What is the function of a 'sacrificial anode' in a cathodic protection system and what materials are commonly used for this purpose?

The function of a 'sacrificial anode' in a cathodic protection system is to corrode in place of the metal structure being protected, thus preventing or minimizing corrosion of that structure. Cathodic protection is a technique used to control the corrosion of a metal surface by making it the cathode of an electrochemical cell. In a corrosion cell, metal corrodes at the anode, where oxidation occurs. A sacrificial anode, also known as a galvanic anode, is a metal that is more easily oxidized than the metal being protected.

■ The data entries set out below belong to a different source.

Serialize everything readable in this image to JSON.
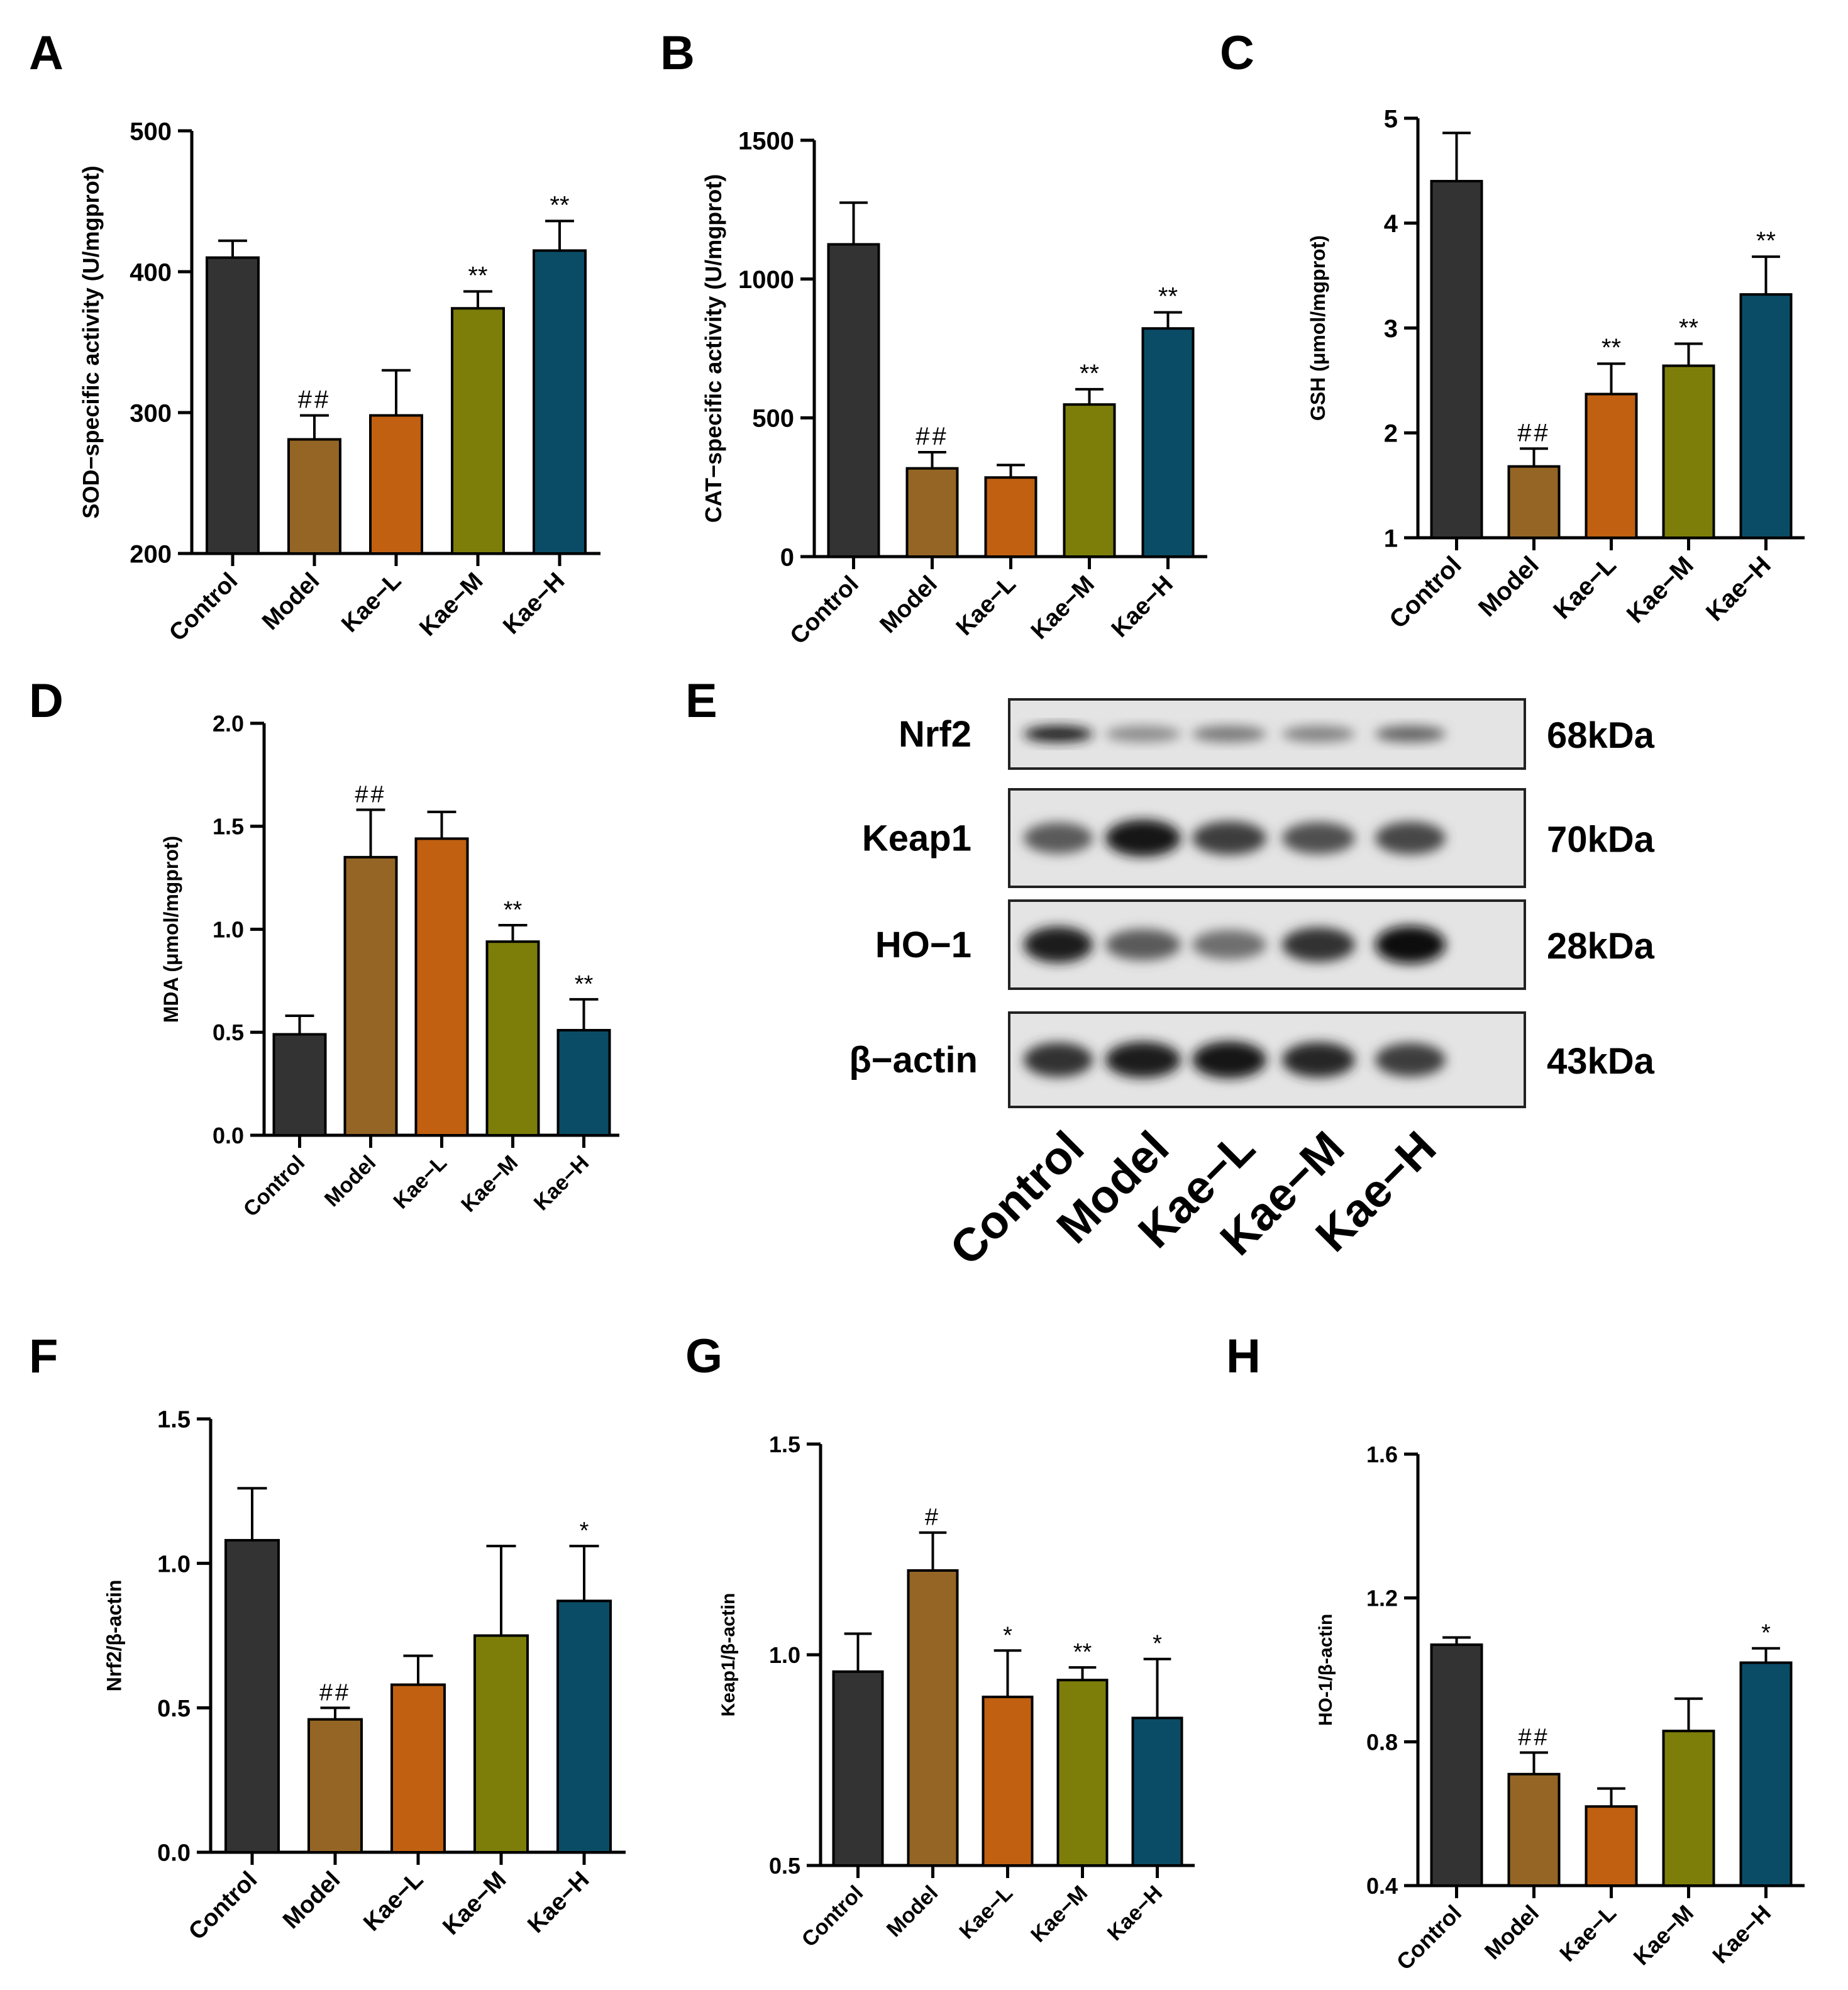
{
  "colors": {
    "control": "#333333",
    "model": "#946524",
    "kae_l": "#c06010",
    "kae_m": "#7d7e0a",
    "kae_h": "#0a4c66",
    "axis": "#000000"
  },
  "chart_data": [
    {
      "panel": "A",
      "type": "bar",
      "title": "",
      "xlabel": "",
      "ylabel": "SOD−specific activity (U/mgprot)",
      "ylim": [
        200,
        500
      ],
      "yticks": [
        200,
        300,
        400,
        500
      ],
      "ytick_labels": [
        "200",
        "300",
        "400",
        "500"
      ],
      "categories": [
        "Control",
        "Model",
        "Kae−L",
        "Kae−M",
        "Kae−H"
      ],
      "values": [
        410,
        281,
        298,
        374,
        415
      ],
      "errors": [
        12,
        17,
        32,
        12,
        21
      ],
      "annotations": [
        "",
        "##",
        "",
        "**",
        "**"
      ]
    },
    {
      "panel": "B",
      "type": "bar",
      "title": "",
      "xlabel": "",
      "ylabel": "CAT−specific activity (U/mgprot)",
      "ylim": [
        0,
        1500
      ],
      "yticks": [
        0,
        500,
        1000,
        1500
      ],
      "ytick_labels": [
        "0",
        "500",
        "1000",
        "1500"
      ],
      "categories": [
        "Control",
        "Model",
        "Kae−L",
        "Kae−M",
        "Kae−H"
      ],
      "values": [
        1125,
        318,
        285,
        548,
        822
      ],
      "errors": [
        150,
        58,
        45,
        55,
        58
      ],
      "annotations": [
        "",
        "##",
        "",
        "**",
        "**"
      ]
    },
    {
      "panel": "C",
      "type": "bar",
      "title": "",
      "xlabel": "",
      "ylabel": "GSH (μmol/mgprot)",
      "ylim": [
        1,
        5
      ],
      "yticks": [
        1,
        2,
        3,
        4,
        5
      ],
      "ytick_labels": [
        "1",
        "2",
        "3",
        "4",
        "5"
      ],
      "categories": [
        "Control",
        "Model",
        "Kae−L",
        "Kae−M",
        "Kae−H"
      ],
      "values": [
        4.4,
        1.68,
        2.37,
        2.64,
        3.32
      ],
      "errors": [
        0.46,
        0.17,
        0.29,
        0.21,
        0.36
      ],
      "annotations": [
        "",
        "##",
        "**",
        "**",
        "**"
      ]
    },
    {
      "panel": "D",
      "type": "bar",
      "title": "",
      "xlabel": "",
      "ylabel": "MDA (μmol/mgprot)",
      "ylim": [
        0,
        2
      ],
      "yticks": [
        0,
        0.5,
        1,
        1.5,
        2
      ],
      "ytick_labels": [
        "0.0",
        "0.5",
        "1.0",
        "1.5",
        "2.0"
      ],
      "categories": [
        "Control",
        "Model",
        "Kae−L",
        "Kae−M",
        "Kae−H"
      ],
      "values": [
        0.49,
        1.35,
        1.44,
        0.94,
        0.51
      ],
      "errors": [
        0.09,
        0.23,
        0.13,
        0.08,
        0.15
      ],
      "annotations": [
        "",
        "##",
        "",
        "**",
        "**"
      ]
    },
    {
      "panel": "F",
      "type": "bar",
      "title": "",
      "xlabel": "",
      "ylabel": "Nrf2/β-actin",
      "ylim": [
        0,
        1.5
      ],
      "yticks": [
        0,
        0.5,
        1,
        1.5
      ],
      "ytick_labels": [
        "0.0",
        "0.5",
        "1.0",
        "1.5"
      ],
      "categories": [
        "Control",
        "Model",
        "Kae−L",
        "Kae−M",
        "Kae−H"
      ],
      "values": [
        1.08,
        0.46,
        0.58,
        0.75,
        0.87
      ],
      "errors": [
        0.18,
        0.04,
        0.1,
        0.31,
        0.19
      ],
      "annotations": [
        "",
        "##",
        "",
        "",
        "*"
      ]
    },
    {
      "panel": "G",
      "type": "bar",
      "title": "",
      "xlabel": "",
      "ylabel": "Keap1/β-actin",
      "ylim": [
        0.5,
        1.5
      ],
      "yticks": [
        0.5,
        1,
        1.5
      ],
      "ytick_labels": [
        "0.5",
        "1.0",
        "1.5"
      ],
      "categories": [
        "Control",
        "Model",
        "Kae−L",
        "Kae−M",
        "Kae−H"
      ],
      "values": [
        0.96,
        1.2,
        0.9,
        0.94,
        0.85
      ],
      "errors": [
        0.09,
        0.09,
        0.11,
        0.03,
        0.14
      ],
      "annotations": [
        "",
        "#",
        "*",
        "**",
        "*"
      ]
    },
    {
      "panel": "H",
      "type": "bar",
      "title": "",
      "xlabel": "",
      "ylabel": "HO-1/β-actin",
      "ylim": [
        0.4,
        1.6
      ],
      "yticks": [
        0.4,
        0.8,
        1.2,
        1.6
      ],
      "ytick_labels": [
        "0.4",
        "0.8",
        "1.2",
        "1.6"
      ],
      "categories": [
        "Control",
        "Model",
        "Kae−L",
        "Kae−M",
        "Kae−H"
      ],
      "values": [
        1.07,
        0.71,
        0.62,
        0.83,
        1.02
      ],
      "errors": [
        0.02,
        0.06,
        0.05,
        0.09,
        0.04
      ],
      "annotations": [
        "",
        "##",
        "",
        "",
        "*"
      ]
    }
  ],
  "blot": {
    "panel": "E",
    "rows": [
      {
        "protein": "Nrf2",
        "kda": "68kDa",
        "intensities": [
          0.9,
          0.35,
          0.45,
          0.4,
          0.55
        ]
      },
      {
        "protein": "Keap1",
        "kda": "70kDa",
        "intensities": [
          0.6,
          0.95,
          0.75,
          0.65,
          0.7
        ]
      },
      {
        "protein": "HO−1",
        "kda": "28kDa",
        "intensities": [
          0.9,
          0.6,
          0.5,
          0.8,
          1.0
        ]
      },
      {
        "protein": "β−actin",
        "kda": "43kDa",
        "intensities": [
          0.8,
          0.9,
          0.95,
          0.85,
          0.75
        ]
      }
    ],
    "lanes": [
      "Control",
      "Model",
      "Kae−L",
      "Kae−M",
      "Kae−H"
    ]
  }
}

It is electrically connected to the structure to be protected, creating a galvanic cell. Because the sacrificial anode is more reactive, it corrodes preferentially, while the protected structure acts as the cathode and experiences a reduction reaction instead of oxidation. In essence, the sacrificial anode provides electrons to the protected structure, shifting its electrochemical potential to a level where corrosion is thermodynamically unfavorable. Common materials used for sacrificial anodes include zinc, magnesium, and aluminum alloys. These materials are chosen because they have a more negative electrochemical potential than steel, which is commonly used in water infrastructure. The choice of anode material depends on several factors, including the environment (soil or water resistivity), the operating temperature, and the desired service life. For example, magnesium anodes are often used in high-resistivity soils because they provide a higher driving voltage, while aluminum anodes are often used in seawater applications due to their higher current capacity and resistance to passivation.